Converting an Attic

Filed Under: Do it yourself, Home repair, Remodeling    by: ITC

There are many points to consider before you can safely go ahead and convert your attic to living space. The first thing to do is to check the inside and the floor below to get some idea as to whether a conversion is possible or not.

The method of construction of the roof can present its own problems and some types do not lend themselves to conversion at all. Really heavy vertical posts supporting the ridge, with heavy cross-pieces below and diagonal struts, cannot be removed and they may be spaced too closely to allow rooms in between. Some modern houses have roofs made of prefabricated lightweight trussed rafters with no ridge bar at all, and these cannot be altered either.

In assessing space the problems arise because what you will be trying to do is to create a roughly rectangular shape within a triangular one. An attic has a vast floor area – equal to the area of the floor below – but because the roof slopes inwards the amount of floor area which is of any real use can be quite small.

The design of the roof also has an effect on the space available without making structural modifications to it. For a roof of any given size, a gable-ended design will have more immediately usable space than one with a gable at one end and a hip at the other. A roof with both ends hipped will offer even less room. This situation can be considerably improved by the addition of dormers but you need to decide whether the work involved will be worthwhile.

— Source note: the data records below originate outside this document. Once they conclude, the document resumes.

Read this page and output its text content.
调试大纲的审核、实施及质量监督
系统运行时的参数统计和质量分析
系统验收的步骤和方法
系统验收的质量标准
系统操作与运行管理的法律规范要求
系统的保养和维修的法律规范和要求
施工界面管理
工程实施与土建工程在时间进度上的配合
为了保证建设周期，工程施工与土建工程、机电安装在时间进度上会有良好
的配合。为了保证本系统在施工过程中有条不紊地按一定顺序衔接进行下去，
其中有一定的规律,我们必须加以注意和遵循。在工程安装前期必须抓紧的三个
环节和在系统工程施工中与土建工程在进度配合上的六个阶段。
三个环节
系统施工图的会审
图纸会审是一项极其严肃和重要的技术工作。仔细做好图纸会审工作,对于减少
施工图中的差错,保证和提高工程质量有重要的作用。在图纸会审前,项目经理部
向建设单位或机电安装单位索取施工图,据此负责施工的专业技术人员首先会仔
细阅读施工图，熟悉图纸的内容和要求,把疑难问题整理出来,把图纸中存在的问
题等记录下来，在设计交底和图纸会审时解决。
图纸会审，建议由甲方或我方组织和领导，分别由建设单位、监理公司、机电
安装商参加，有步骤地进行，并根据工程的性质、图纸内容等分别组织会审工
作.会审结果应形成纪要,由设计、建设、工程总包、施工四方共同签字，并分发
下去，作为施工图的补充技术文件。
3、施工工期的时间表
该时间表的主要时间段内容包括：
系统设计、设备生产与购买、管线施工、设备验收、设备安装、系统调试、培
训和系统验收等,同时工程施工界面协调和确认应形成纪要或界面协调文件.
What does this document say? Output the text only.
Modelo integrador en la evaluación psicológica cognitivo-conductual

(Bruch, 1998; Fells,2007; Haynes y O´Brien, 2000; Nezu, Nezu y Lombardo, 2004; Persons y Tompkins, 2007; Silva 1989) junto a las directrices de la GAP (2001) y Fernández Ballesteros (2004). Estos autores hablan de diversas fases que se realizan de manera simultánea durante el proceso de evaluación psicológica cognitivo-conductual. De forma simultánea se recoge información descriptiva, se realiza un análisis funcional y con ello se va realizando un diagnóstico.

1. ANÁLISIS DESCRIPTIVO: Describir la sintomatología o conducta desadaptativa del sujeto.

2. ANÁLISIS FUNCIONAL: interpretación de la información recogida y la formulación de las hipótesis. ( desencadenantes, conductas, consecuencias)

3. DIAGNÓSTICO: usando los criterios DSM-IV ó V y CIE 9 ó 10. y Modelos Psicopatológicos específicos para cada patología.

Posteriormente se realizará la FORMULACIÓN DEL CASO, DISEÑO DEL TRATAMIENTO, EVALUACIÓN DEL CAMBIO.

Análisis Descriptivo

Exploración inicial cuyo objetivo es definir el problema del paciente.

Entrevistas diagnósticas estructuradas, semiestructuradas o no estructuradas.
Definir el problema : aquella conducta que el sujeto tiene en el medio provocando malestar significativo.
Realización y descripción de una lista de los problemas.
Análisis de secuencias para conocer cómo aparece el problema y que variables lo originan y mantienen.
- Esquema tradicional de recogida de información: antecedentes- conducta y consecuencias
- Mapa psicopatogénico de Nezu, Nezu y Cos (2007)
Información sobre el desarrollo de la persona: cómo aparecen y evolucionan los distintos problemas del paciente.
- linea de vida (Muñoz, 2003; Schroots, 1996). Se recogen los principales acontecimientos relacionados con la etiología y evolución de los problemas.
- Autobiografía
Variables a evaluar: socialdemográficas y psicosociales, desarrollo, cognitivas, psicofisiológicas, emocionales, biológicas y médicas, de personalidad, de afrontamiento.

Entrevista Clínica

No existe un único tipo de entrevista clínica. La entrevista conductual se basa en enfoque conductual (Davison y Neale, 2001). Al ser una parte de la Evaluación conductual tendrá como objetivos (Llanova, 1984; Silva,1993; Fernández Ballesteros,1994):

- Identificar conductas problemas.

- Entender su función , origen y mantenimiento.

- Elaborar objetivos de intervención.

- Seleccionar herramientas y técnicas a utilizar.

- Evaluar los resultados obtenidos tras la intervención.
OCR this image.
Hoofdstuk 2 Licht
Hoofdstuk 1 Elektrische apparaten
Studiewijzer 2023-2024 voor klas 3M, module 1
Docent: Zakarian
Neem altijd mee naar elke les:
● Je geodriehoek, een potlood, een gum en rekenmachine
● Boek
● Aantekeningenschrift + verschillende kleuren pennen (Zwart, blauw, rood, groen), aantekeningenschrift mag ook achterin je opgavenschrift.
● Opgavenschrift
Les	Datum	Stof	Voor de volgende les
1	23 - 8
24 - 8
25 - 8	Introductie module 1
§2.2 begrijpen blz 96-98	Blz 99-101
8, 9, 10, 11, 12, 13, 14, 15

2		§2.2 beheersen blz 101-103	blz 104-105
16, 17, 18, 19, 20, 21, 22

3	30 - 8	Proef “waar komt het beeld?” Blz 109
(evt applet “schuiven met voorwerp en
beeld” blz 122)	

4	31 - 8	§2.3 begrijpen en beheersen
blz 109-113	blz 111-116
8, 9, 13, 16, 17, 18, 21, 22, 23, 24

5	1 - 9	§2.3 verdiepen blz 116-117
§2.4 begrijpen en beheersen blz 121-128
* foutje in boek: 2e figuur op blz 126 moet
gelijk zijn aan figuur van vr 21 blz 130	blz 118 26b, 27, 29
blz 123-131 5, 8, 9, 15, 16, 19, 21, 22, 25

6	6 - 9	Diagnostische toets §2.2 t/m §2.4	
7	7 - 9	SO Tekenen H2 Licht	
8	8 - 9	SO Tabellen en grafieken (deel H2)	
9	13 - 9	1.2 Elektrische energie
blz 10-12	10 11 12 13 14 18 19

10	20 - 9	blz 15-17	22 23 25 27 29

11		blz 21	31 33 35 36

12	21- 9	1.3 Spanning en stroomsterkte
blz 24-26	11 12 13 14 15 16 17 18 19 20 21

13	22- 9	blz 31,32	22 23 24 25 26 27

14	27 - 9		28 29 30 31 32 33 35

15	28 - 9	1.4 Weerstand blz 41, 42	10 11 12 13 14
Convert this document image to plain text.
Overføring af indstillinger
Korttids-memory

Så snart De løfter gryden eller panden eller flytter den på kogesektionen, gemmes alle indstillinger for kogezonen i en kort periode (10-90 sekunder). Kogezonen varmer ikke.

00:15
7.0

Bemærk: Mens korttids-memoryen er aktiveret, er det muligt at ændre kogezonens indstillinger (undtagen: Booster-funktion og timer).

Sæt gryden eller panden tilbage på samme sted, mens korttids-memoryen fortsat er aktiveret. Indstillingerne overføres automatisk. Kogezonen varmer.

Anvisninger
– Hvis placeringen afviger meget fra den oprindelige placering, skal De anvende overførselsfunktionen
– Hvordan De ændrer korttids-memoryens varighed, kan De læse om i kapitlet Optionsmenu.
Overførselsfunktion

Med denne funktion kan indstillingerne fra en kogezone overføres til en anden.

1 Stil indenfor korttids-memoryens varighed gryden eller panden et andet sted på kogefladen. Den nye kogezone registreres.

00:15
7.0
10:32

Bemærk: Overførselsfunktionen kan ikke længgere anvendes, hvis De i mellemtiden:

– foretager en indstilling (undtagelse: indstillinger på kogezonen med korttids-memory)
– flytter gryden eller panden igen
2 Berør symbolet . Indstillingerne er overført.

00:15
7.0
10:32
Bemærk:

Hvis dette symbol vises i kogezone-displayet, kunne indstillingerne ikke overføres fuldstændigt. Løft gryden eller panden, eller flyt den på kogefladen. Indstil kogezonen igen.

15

The pitch of the roof also has an effect; a low shallow pitched roof offers less space than a tall steeply-pitched one because of the need for a reasonable headroom over most of the floor. The Building Code usually stipulates a minimum headroom, but this only applies to a percentage of the floor area, so the rest of the floor area can have a lower headroom. This allows you to push the outer walls of the rooms out into the eaves to increase the size.

Having the space available either as the roof stands or with the addition of dormers is one thing, but you must fit a proper staircase to the attic — so work out roughly where you could install it.

Ideally, the new flight of stairs should be fitted over the existing stairwell, but to do this you may have to break through the wall of an adjoining room with a consequent loss of space in that room. In this situation you would want to be sure that the space lost at the foot of the stairs would be regained together with a lot more space in the attic.

You should also take into account where the staircase will break through the ceiling into the attic. It will need quite a large opening and should not interfere with essential roof supports, chimneys, cisterns and pipe work. You must have ample headroom at the base of the stairs, on the stairs and at the top of the stairs, although the latter can often be provided by building out a dormer to the eaves.

If the house is a two storey building, the conversion of the attic will make it three storeys high and here you may run into another snag, with your local building code. The door that opens to the stairwell of a three-storey building may have to be self-closing and the walls, floors and door frames may need to offer half-to one-hour fire resistance. Often the floors and walls will be built to this standard anyway, but there are still the doors to be taken care of. Local Codes vary so always check with your local Building Codes before planning any building project.